If you manage to get on the turnpike before the cops stop you, a soccer mom is gonna do the Jersey slide in a RAV4 and turn your entire group into a wet speedbump
this? you want to walk down this????
please say sike
IT'S NOT A FUCKING STREET ITS AN 8-LANE SUPERHIGHWAY THAT GOES OVER A SWAMP
footpath
that is grass. just like ur ass, if you try to walk this thing
Image me gently taking your hand as I tell you the following:
This is ABSOLUTELY a perfectly fine footpath.
In fact, with how much space I’m seeing here, it is entirely plausible, that the European hordes will just create a temporary little Wanderweg right next to the highway. With that much space they might not even have to interfere with traffic.
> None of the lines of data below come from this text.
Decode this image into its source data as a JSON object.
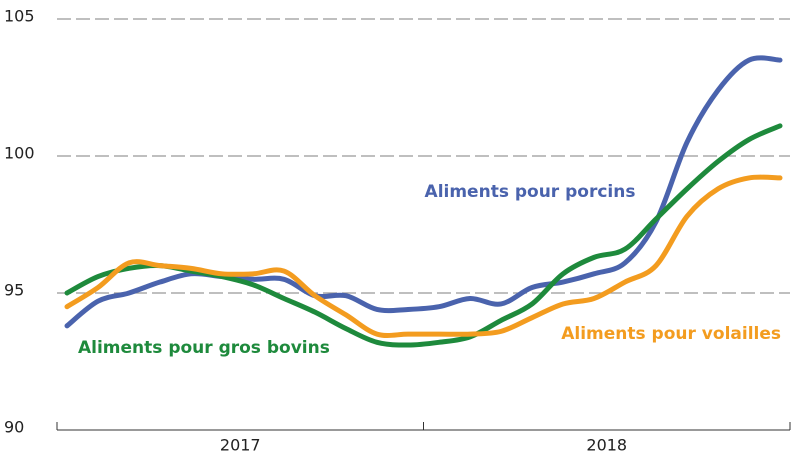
{
  "chart_data": {
    "type": "line",
    "categories": [
      null,
      null,
      null,
      null,
      null,
      null,
      null,
      null,
      null,
      null,
      null,
      null,
      null,
      null,
      null,
      null,
      null,
      null,
      null,
      null,
      null,
      null,
      null,
      null
    ],
    "year_labels": [
      "2017",
      "2018"
    ],
    "series": [
      {
        "name": "Aliments pour porcins",
        "color": "#4a63ad",
        "values": [
          93.8,
          94.7,
          95.0,
          95.4,
          95.7,
          95.6,
          95.5,
          95.5,
          94.9,
          94.9,
          94.4,
          94.4,
          94.5,
          94.8,
          94.6,
          95.2,
          95.4,
          95.7,
          96.1,
          97.6,
          100.5,
          102.4,
          103.5,
          103.5
        ]
      },
      {
        "name": "Aliments pour gros bovins",
        "color": "#1e8a3c",
        "values": [
          95.0,
          95.6,
          95.9,
          96.0,
          95.8,
          95.6,
          95.3,
          94.8,
          94.3,
          93.7,
          93.2,
          93.1,
          93.2,
          93.4,
          94.0,
          94.6,
          95.7,
          96.3,
          96.6,
          97.7,
          98.8,
          99.8,
          100.6,
          101.1
        ]
      },
      {
        "name": "Aliments pour volailles",
        "color": "#f39c1f",
        "values": [
          94.5,
          95.2,
          96.1,
          96.0,
          95.9,
          95.7,
          95.7,
          95.8,
          94.9,
          94.2,
          93.5,
          93.5,
          93.5,
          93.5,
          93.6,
          94.1,
          94.6,
          94.8,
          95.4,
          96.0,
          97.8,
          98.8,
          99.2,
          99.2
        ]
      }
    ],
    "ylim": [
      90,
      105
    ],
    "yticks": [
      90,
      95,
      100,
      105
    ],
    "grid": true
  }
}
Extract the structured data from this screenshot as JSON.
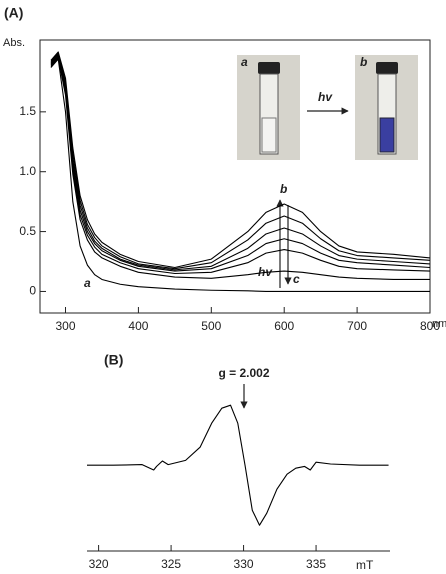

But also have you seen the space between your highways? I‘d say the gaps each easily fit another whole stream of European walking hordes. Or maybe even two going opposite directions :D
tightly grips your hand with both of my sweaty hands.
the grass is not a permanent feature. there just happens to be a chunk of it there. the side of the road can vary from grass to swampwater ditches to steep embankments to absolutely nothing within a very short distance.
they will call in every highway enforcer in the state and mass incarcerate the lot of you before they allow you to Darwin Award yourselves across 6 lanes of traffic into an international incident or, (their real concern) impede the progress of the single most important north-south interstate corridor in america, ball kicky game be damned.
(I'm starting to believe that a fair number of you in the notes have We're Better Than Stupid Americans embedded so deeply into your cultural identity that you will Just Not Listen to anything we say to you about the material circumstances about the place we live in, rather than taking us at our word that there is a reason that most Americans travel the way we do and it's a good reason.)